Starting point is 00:07:13 What idols are parasitically taking over your life and impacting people around you? Maybe it's your reverence for possession, for status, or for the presentation of a perfect life. And that idol, and it's impacting your life, but also the pace and the priorities of life for your family, your friends, and your co-workers. Maybe that idol is spreading. But remember, it wasn't just Manasse's idolatry that spread like a parasite. It was his injustice as well.
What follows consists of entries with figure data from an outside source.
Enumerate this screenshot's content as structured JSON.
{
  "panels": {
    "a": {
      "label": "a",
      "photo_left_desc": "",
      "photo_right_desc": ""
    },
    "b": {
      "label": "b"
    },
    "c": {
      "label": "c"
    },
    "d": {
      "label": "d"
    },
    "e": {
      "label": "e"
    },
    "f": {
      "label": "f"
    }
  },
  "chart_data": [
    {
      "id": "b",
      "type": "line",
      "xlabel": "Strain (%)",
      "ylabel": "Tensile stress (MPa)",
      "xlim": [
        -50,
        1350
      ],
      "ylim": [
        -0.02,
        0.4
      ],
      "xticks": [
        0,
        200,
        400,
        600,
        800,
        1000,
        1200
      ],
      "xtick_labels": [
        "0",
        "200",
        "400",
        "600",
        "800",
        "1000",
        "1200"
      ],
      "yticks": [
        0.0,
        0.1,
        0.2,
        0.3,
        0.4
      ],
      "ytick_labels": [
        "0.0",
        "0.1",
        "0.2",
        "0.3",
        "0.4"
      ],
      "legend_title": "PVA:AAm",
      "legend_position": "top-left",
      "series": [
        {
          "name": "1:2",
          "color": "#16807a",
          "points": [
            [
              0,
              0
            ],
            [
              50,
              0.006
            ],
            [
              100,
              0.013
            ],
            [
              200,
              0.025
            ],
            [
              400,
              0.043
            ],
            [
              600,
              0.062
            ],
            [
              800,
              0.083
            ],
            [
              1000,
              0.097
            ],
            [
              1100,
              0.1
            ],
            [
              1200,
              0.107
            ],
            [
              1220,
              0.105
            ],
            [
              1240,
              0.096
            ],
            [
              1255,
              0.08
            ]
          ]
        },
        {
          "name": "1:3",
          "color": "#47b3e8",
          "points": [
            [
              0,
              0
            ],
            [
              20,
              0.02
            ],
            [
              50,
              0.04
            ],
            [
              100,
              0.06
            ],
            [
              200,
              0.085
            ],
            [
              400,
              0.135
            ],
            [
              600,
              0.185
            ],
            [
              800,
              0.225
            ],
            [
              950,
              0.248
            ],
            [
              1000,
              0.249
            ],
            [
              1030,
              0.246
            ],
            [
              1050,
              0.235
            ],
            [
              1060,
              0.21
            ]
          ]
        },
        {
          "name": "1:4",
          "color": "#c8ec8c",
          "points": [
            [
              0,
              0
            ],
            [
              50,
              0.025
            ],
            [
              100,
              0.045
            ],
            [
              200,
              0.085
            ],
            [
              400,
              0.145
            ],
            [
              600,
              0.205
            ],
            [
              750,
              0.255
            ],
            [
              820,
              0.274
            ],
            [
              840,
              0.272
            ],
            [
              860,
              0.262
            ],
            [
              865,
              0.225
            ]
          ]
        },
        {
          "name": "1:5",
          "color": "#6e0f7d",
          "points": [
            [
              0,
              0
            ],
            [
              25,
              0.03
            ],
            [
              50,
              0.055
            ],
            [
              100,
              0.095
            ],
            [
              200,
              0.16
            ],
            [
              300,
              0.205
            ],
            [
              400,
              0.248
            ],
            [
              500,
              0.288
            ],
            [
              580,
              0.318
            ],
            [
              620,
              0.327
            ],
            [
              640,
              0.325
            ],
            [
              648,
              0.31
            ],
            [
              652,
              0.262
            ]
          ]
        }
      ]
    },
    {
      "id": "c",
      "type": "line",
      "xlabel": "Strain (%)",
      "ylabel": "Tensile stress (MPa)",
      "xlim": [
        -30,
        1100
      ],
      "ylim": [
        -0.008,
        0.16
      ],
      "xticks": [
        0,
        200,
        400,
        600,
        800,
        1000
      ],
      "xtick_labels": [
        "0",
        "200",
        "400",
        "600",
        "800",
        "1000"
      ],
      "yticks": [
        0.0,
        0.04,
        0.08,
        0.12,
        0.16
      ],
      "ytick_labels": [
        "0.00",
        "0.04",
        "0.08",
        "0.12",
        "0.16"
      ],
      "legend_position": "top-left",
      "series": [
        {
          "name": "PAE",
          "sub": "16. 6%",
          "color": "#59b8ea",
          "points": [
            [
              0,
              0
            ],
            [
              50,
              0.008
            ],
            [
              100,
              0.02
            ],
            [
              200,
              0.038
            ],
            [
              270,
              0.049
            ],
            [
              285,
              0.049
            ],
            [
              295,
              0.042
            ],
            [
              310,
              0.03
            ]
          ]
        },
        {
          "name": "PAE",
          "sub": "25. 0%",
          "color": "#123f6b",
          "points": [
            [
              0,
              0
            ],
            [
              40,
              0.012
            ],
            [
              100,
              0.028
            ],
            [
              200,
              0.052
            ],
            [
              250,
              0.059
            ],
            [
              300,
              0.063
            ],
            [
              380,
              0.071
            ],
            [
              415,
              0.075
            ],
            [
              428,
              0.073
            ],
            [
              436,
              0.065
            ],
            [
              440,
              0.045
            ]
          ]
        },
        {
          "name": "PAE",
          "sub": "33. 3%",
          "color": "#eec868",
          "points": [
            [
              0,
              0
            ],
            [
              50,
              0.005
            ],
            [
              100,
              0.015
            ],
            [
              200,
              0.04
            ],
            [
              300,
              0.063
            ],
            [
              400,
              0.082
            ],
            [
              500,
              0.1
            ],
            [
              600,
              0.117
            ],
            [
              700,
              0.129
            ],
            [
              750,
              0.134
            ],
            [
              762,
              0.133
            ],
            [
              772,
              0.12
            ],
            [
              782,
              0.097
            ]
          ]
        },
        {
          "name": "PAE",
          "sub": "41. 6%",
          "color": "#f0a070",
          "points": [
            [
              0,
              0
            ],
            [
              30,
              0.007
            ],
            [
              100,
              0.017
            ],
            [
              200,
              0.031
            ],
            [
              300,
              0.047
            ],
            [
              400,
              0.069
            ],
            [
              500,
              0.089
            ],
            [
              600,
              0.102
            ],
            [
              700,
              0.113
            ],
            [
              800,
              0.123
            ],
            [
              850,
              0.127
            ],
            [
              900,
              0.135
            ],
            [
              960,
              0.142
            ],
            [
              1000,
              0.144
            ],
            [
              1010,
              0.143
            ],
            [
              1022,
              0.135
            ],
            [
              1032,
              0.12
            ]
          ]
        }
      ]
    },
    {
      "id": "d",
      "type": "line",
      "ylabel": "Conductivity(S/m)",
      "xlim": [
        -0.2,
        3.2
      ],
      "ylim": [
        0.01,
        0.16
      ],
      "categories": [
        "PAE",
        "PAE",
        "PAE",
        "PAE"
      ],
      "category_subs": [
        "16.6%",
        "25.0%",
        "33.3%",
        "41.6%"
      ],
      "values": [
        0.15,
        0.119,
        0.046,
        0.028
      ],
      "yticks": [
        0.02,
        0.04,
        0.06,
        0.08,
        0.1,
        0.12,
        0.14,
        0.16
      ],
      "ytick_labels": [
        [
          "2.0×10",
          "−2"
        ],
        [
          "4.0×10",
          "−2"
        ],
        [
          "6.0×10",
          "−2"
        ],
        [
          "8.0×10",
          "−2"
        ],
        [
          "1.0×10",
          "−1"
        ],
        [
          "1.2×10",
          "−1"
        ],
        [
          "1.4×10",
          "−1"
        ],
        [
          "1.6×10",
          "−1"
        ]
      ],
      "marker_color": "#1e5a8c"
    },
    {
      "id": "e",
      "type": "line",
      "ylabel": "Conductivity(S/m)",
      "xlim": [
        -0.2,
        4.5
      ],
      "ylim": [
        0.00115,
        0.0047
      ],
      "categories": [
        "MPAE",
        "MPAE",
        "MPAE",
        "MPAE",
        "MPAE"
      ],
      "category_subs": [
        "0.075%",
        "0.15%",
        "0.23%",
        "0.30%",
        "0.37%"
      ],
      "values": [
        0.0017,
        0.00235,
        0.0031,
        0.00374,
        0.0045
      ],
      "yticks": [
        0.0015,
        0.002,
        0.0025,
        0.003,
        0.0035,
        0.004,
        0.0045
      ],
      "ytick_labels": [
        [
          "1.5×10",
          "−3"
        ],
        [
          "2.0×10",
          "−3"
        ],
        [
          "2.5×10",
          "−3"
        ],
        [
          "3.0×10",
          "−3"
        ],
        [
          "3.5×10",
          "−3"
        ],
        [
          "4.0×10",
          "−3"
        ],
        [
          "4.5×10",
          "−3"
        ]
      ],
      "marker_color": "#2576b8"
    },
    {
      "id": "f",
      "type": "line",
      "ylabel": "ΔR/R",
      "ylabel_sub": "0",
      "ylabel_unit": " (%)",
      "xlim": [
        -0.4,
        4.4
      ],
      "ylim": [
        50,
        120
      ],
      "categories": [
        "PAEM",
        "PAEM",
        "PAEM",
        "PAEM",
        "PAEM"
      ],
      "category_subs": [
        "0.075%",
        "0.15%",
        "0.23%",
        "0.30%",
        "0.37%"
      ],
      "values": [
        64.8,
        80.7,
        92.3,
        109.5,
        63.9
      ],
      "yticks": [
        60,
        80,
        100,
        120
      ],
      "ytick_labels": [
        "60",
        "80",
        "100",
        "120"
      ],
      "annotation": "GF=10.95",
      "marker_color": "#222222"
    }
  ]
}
Starting point is 00:07:49 Are there ways that you've normalized the dehumanization of others and led the people around you into that same pattern of dehumanization? Maybe it's even in really subtle ways, like the way you talk about the others, that other political party, that other department at work, that other side of town, that other church, that other friend group. We have a strange tendency to dehumanize others whenever we deify a, ourselves. If sin is like a parasite that spreads, are you willing to be humble and wise enough, courageous enough to examine how it's spreading in your life? Before we finish, we have to reckon with verses 13 through 15 in our passage, because these verses detail the severe degree of judgment
Starting point is 00:08:39 that Judah deserves after generations of idolatry and injustice. Exile is coming, and it's a consequence that fits the offense, the parricide of sin has to be dealt with. And God is the king full of justice and love. He will deal with it. And just as this passage illuminates the just nature of God's judgment in the exile, it also shines a bright light on the necessity of God's judgment that was satisfied on the cross of Jesus. Because on his cross, Jesus took on the consequences of sin so that we wouldn't have to. He was broken so that we could be healed. Paul describes it this way in Colossians 1 verses 19 through 20. For in Jesus, all the fullness of God was pleased to dwell and through him to reconcile to himself all things, whether on earth or in heaven, making peace
Starting point is 00:09:38 by the blood of his cross. Now notice here how the cross of Jesus, it reconciles, it puts back together something that was broken. Jesus makes peace. Jesus restores that shalom that the parasite of sin corrupted. He brings back the wholeness, the integration, the completeness, the beauty that we were made for. Think about what that means for you personally, what it means for us as a community. It means that God is not a distant doctor who gives you a prescription for the parasite. He is an intimate, powerful healer who sees you, and loves you, even right where you are right now. He is the great physician who enters into human life to put it back together. And because of that, the parasite no longer has the ultimate power to spread. It is God's kingdom of justice and love and beauty and truth that is now spreading
Starting point is 00:10:37 and advancing in a world that desperately needs healing. Father, we thank you for your truth that helps us see the sickness for what it is. Give us the humility, the courage, the wisdom to name how sin is spreading in and through our lives. Help us do that as individuals, but also as a community. Jesus, help us receive the grace you have already freely given us in the gospel, the grace of your cross that reconciles and brings shalom. Spirit make us a people who exchange the spreading of sin for the spreading of sin for the spreading of your kingdom. As you heal us, send us into the world to be a part of your healing work today.
Starting point is 00:11:22 We pray this because of your grace, for your glory, in your story. In Jesus' name, amen.